Higher Indirect Taxes, Power and Interest Rates.

Opportunities:
Growth rate of Domestic Textile Industry is 6-8% per annum. Large, Potential Domestic and International Market. Product development and Diversification to cater global needs. Elimination of Quota Restriction leads to greater Market Development. Market is gradually shifting towards Branded Readymade Garment. Increased Disposable Income and Purchasing Power of Indian Customer opens New Market Development. Emerging Retail Industry and Malls provide huge opportunities for the Apparel, Handicraft and other segments of the industry. Greater Investment and FDI opportunities are available.

Threats:
Competition from other developing countries, especially China. Continuous Quality Improvement is need of the hour as there are different demand patterns all over the world. Elimination of Quota system will lead to fluctuations in Export Demand. Threat for Traditional Market for Power loom and Handloom Products and forcing them for product diversification. Geographical Disadvantages. International labour and Environmental Laws. To balance the demand and supply. To make balance between price and quality.

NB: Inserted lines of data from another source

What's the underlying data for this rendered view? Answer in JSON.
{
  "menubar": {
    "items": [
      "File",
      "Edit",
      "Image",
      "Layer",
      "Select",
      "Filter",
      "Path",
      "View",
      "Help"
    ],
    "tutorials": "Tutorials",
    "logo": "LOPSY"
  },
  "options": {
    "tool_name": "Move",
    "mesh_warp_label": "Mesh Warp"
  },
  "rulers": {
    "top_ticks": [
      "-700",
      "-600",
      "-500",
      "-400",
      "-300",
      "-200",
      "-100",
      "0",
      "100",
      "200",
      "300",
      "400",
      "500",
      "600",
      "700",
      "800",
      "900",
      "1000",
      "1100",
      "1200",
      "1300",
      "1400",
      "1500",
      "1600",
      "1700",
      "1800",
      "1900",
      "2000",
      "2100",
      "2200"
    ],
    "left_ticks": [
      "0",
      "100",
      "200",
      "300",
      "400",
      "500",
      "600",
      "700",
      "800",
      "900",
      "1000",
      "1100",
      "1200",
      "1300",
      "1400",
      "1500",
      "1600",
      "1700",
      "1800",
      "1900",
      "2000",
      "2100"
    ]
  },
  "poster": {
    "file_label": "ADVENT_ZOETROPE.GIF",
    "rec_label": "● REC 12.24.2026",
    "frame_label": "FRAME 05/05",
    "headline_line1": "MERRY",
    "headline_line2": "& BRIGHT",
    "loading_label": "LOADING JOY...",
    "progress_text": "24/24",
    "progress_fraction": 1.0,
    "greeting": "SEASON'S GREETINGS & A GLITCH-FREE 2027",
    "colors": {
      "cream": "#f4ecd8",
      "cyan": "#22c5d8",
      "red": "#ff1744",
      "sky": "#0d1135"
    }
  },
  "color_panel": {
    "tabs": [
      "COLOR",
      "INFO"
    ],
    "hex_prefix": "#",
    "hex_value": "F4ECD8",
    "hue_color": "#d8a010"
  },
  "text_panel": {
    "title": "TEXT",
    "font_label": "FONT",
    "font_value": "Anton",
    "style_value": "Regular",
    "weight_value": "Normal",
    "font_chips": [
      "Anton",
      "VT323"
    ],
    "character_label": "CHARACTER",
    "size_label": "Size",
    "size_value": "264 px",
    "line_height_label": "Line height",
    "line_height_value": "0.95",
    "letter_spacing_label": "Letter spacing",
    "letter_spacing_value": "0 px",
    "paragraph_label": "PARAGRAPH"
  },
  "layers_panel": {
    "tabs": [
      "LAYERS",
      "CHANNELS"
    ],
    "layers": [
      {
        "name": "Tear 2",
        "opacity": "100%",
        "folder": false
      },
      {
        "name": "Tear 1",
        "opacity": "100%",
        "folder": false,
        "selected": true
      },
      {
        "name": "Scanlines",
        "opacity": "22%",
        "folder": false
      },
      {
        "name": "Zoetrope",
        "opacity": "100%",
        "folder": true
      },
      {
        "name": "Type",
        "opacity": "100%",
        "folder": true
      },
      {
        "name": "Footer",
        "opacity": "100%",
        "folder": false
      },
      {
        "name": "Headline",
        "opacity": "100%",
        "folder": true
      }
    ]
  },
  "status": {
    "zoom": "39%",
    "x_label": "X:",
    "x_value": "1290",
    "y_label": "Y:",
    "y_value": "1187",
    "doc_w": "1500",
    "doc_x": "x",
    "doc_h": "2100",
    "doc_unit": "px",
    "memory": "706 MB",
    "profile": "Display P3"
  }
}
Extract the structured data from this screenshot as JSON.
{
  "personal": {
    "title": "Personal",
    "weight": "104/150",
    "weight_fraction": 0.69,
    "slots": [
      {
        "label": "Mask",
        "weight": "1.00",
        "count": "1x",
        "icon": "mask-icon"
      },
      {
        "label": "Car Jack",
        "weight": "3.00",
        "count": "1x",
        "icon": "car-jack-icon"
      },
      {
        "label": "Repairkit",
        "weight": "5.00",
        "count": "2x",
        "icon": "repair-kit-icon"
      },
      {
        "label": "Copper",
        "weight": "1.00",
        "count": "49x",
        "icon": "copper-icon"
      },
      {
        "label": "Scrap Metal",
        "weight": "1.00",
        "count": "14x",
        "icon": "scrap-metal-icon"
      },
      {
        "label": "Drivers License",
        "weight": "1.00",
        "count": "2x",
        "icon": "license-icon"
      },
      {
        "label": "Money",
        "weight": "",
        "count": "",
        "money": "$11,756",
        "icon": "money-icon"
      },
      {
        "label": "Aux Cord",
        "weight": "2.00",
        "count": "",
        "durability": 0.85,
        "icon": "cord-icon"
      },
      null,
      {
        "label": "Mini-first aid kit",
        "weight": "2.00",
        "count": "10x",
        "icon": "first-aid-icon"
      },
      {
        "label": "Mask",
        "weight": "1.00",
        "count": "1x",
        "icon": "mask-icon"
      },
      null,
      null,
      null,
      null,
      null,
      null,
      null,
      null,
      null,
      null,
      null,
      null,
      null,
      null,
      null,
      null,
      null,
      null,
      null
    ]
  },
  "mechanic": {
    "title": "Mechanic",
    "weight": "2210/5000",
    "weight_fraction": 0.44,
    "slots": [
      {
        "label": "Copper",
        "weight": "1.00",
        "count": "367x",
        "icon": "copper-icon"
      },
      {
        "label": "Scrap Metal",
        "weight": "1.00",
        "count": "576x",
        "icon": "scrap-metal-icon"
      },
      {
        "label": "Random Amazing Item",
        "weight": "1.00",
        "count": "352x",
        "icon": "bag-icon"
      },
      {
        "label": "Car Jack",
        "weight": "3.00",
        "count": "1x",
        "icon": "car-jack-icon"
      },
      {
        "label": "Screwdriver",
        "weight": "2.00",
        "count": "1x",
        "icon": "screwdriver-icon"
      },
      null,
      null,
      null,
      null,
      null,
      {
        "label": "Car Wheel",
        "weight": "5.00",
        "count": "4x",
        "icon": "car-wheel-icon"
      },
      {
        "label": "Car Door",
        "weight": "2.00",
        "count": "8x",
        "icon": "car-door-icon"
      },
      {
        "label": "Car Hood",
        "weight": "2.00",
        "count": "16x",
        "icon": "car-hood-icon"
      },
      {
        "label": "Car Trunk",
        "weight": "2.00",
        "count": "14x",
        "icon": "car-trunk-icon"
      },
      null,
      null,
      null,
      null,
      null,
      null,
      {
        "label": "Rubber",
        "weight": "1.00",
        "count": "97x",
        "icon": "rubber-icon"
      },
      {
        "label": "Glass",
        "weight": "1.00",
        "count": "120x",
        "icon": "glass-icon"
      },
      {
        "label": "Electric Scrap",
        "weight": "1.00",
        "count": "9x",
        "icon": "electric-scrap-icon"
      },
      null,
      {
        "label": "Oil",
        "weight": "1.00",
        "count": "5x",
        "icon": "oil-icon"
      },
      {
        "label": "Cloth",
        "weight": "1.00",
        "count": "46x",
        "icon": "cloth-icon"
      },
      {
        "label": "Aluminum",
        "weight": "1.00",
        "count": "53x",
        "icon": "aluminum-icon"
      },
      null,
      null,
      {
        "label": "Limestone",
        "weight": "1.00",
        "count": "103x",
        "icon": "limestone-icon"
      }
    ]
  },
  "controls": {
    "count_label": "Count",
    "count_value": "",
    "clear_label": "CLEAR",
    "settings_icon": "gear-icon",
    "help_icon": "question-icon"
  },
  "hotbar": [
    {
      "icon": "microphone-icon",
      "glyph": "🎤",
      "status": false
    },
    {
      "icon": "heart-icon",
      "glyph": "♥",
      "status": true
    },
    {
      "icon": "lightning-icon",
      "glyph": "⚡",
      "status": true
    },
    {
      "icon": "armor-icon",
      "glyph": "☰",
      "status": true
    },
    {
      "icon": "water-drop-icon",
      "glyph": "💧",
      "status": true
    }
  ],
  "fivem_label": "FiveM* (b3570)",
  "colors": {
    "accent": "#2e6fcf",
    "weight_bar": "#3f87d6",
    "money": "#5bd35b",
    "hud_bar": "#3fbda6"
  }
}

Overview of textile industries: Indian Textile and Clothing (T&C) industry is currently one of the largest and most important industries in the Indian economy in terms of output, foreign exchange earnings and employment. The industry contributes 4% to the countrys GDP and 14% to the countrys industrial production. Indian T&C market is estimated at Rs. 2,00,000 crore (US $ 40 billion) in 2007-08. The textiles industry accounts for around 14% of total exports from India. The textile exports during 2007-08 amounted to US $ 20 billion. The textile imports during the same period stood at Rs 13,400 crore. Indian T&C industry is also the second largest employment generating industry, after agriculture with direct employment of 33.17 million people (as of March 2006)1. The value chain comprises of spinning, weaving, knitting and garmenting. Also, it uses different materials such as cotton, jute, and wool, silk, man-made and synthetic fibres.

Industry Size and Growth:


The size of the textile industry is estimated by means of private final consumption on clothing and export value of textile products from India .The Private Final Consumption Expenditure (PFCE) on clothing was in excess of Rs 99,000 crore in 2007-08. The Compound Annual Growth Rate (CAGR) of PFCE on clothing for the last five years was 6.85%.